What Do We Mean by the Middle Class?

11 Mar 2016 3:21 PM | Mike Lillich (Administrator)

By Oren M. Levin-Waldman

(First published in the Yonkers Tribune, March 7, 2016)

We hear a political class profess to care about the middle class, but the obvious question is just what does that mean? How is the middle class defined and can the definition for the nation fit all the states? This is a critical question because the term is often bandied around, but it isn’t clear what it means. Were we to look at workers in families, and define the middle class as these workers falling within certain parameters of family income, we would have a very different definition than if we were simply looking at these workers on the basis of their income alone. And yet, when we talk about growing income inequality, it is often taken as code for the disappearance of the middle class.

The growth in wage inequality between say 1982 and 2013 is often considered to be problematic because it suggests that there may be fewer people in the middle of the wage distribution between the bottom and top quintiles. This, however, is not easily borne out by the data. In 1982, the average family income of full-time workers in the bottom quintile was $8908, and the average family income of full-time workers in the top quintile was $56,572, yielding a ratio of 6.35 percent. In 2013, the average family income of full-time workers in the bottom quintile was $24,376, and the average family income of full time workers was $217,277, yielding a ratio of 8.9. on this basis we would say that income inequality rose by 40.2 percent.

Still, how do we define the middle class? In 1982, mean family income was $28,857 and in 2013 it was $94,433. That is the family income of those individuals according to the Current Population Survey (CPS) who were specifically working for wages. The mean family income of all families, however, was only $24,117 and $76,966 in 1982 and 2013 respectively.

And yet, the percentage of those falling into this definition of the middle class is approximately 40 percent, and it does not really change between 1982 and 2013. The percentage of those individuals earning wages defined by family income between the 40th and 80th percentiles in 1982 was 49.2 percent and 48.7 percent in 2013. Can we really say that this decrease represents a shrinkage of the middle class?

On the other hand, if our definition of the middle class are those with incomes between the 40th and 80th percentile, and it is only 40 percent of all families rather than those earning wages in families which is close to 49 percent, then we may indeed have something to worry about. We may indeed have a bell shape distribution in terms of wages, at least according to the CPS, but the middle is really not that big.

Moreover, these definitions would surely vary from state to state.

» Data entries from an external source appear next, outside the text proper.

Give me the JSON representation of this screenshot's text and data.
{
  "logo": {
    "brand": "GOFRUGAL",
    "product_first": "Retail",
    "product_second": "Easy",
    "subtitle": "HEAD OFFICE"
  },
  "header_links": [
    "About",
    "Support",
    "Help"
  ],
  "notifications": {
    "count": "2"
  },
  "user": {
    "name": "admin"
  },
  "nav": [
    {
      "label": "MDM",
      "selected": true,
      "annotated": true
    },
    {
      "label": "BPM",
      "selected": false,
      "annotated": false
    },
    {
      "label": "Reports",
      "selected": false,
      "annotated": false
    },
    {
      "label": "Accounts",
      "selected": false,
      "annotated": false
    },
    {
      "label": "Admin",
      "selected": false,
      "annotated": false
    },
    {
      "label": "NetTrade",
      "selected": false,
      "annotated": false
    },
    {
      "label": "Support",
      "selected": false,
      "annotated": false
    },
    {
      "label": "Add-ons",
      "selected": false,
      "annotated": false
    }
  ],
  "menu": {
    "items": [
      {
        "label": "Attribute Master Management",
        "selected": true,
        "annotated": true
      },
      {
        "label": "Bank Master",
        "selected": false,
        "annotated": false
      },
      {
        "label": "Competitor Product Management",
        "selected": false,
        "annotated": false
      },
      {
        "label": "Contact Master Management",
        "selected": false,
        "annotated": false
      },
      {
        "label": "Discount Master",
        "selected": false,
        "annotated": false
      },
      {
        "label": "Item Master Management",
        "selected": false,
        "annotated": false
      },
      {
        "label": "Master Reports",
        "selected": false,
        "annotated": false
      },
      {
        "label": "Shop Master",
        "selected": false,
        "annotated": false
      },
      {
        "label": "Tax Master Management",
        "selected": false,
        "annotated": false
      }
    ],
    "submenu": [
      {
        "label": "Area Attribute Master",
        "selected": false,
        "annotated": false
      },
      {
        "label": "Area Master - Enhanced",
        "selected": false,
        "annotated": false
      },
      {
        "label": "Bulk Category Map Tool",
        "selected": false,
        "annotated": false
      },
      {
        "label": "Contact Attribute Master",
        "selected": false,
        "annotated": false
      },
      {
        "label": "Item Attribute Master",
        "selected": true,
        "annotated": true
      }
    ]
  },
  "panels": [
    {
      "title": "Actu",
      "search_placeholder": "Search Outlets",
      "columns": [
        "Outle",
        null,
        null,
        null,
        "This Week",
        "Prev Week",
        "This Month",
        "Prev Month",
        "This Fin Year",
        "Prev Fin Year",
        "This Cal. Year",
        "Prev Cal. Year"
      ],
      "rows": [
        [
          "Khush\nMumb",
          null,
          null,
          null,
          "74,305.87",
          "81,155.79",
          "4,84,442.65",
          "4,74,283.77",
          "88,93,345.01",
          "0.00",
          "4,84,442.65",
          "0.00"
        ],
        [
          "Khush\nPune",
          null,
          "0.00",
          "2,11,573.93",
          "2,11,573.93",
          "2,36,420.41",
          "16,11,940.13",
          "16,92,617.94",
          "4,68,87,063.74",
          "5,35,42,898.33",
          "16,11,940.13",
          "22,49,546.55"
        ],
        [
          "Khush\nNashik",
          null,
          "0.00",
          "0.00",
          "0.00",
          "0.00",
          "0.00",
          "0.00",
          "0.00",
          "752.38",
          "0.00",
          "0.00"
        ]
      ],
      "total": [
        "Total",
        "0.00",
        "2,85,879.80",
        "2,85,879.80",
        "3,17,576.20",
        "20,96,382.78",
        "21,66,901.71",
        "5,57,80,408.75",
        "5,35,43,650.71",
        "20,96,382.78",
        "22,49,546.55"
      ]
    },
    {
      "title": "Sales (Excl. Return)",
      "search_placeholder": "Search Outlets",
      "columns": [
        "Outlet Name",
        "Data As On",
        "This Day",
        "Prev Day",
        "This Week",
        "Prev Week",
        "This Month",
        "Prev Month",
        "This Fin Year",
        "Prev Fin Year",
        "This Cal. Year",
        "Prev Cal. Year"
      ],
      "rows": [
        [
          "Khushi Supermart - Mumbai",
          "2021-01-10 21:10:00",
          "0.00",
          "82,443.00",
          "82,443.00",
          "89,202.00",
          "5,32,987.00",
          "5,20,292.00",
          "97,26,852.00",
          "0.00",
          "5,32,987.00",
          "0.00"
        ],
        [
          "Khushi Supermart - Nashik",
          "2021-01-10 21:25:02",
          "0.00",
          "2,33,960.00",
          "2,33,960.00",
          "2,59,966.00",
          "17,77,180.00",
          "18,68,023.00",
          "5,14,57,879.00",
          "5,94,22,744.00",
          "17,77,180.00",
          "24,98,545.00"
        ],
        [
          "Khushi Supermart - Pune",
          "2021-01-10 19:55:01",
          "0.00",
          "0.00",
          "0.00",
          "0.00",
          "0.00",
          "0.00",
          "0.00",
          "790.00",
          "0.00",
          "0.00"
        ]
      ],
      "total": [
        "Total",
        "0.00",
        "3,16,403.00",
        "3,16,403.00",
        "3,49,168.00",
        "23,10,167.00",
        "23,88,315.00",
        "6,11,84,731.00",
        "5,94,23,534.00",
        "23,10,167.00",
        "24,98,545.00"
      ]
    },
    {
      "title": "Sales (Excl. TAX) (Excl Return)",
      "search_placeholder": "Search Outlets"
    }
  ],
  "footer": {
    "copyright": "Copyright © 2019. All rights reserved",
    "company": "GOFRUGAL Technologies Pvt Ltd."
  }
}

Consider New York State where the cost of living is higher than much of the rest of the nation. The mean family income of individuals earning wages was $29,507 in 1982 and $98,071 in 2013. But the median family income of those working for wages was $26,381 in 1982 and $73,000 in 2013. And the median family income for families was $20,374 in 1982 and $52,000 in 2013.

This means that by the 40th to 80th percentile definition individuals earning wages were in families with incomes between $22,308 and $43,100 in 1982 and between $57,984 and $135,075 in 2013. And family incomes were otherwise between $16,292 and $37,088 in 1982 and between $39,193 and $113,469 in 2013. Again, about 40 percent fall within those parameters, and there was little change from 1982 to 2013. This would suggest that the claim that the middle class is disappearing is simply not true.

What, then, is the point of all this? It might strike some as an overly technical discussion of what constitutes the middle class. By some accounts the 40-80 percentile definition is perhaps too broad. It certainly encompasses more people than those earning wages that were typical of the manufacturing sector more than 30 years ago. For those who believe that the answer to income inequality is to raise marginal taxes on incomes over $250,000, the middle class would indeed be defined as those in families earning up to $250,000. But would that be an accurate definition in New York City? And yet if we do define the middle class on the basis of the 40-80 percentile definition, then it isn’t hard to see some politicians calling for raising marginal taxes on lower incomes.

Peripherally, the reader may want to conclude that there really is no objective definition of the middle class; rather it is all subjective. The data presented in this column is data I ran from the CPS on the computer. Which is to say, we all manipulate data, and politicians with a particular political agenda are no different. What is clear, although not everybody agrees that it is a real problem, is that inequality, particularly wage inequality rose between 1982 and 2013. This was largely because the incomes of those at the top rose at a higher rate relative to the incomes of those at the bottom. Meanwhile, the wages of those in the middle simply stagnated. And this happened because institutions like unions and the minimum wage that used to bolster wages and maintain the middle class were in decline.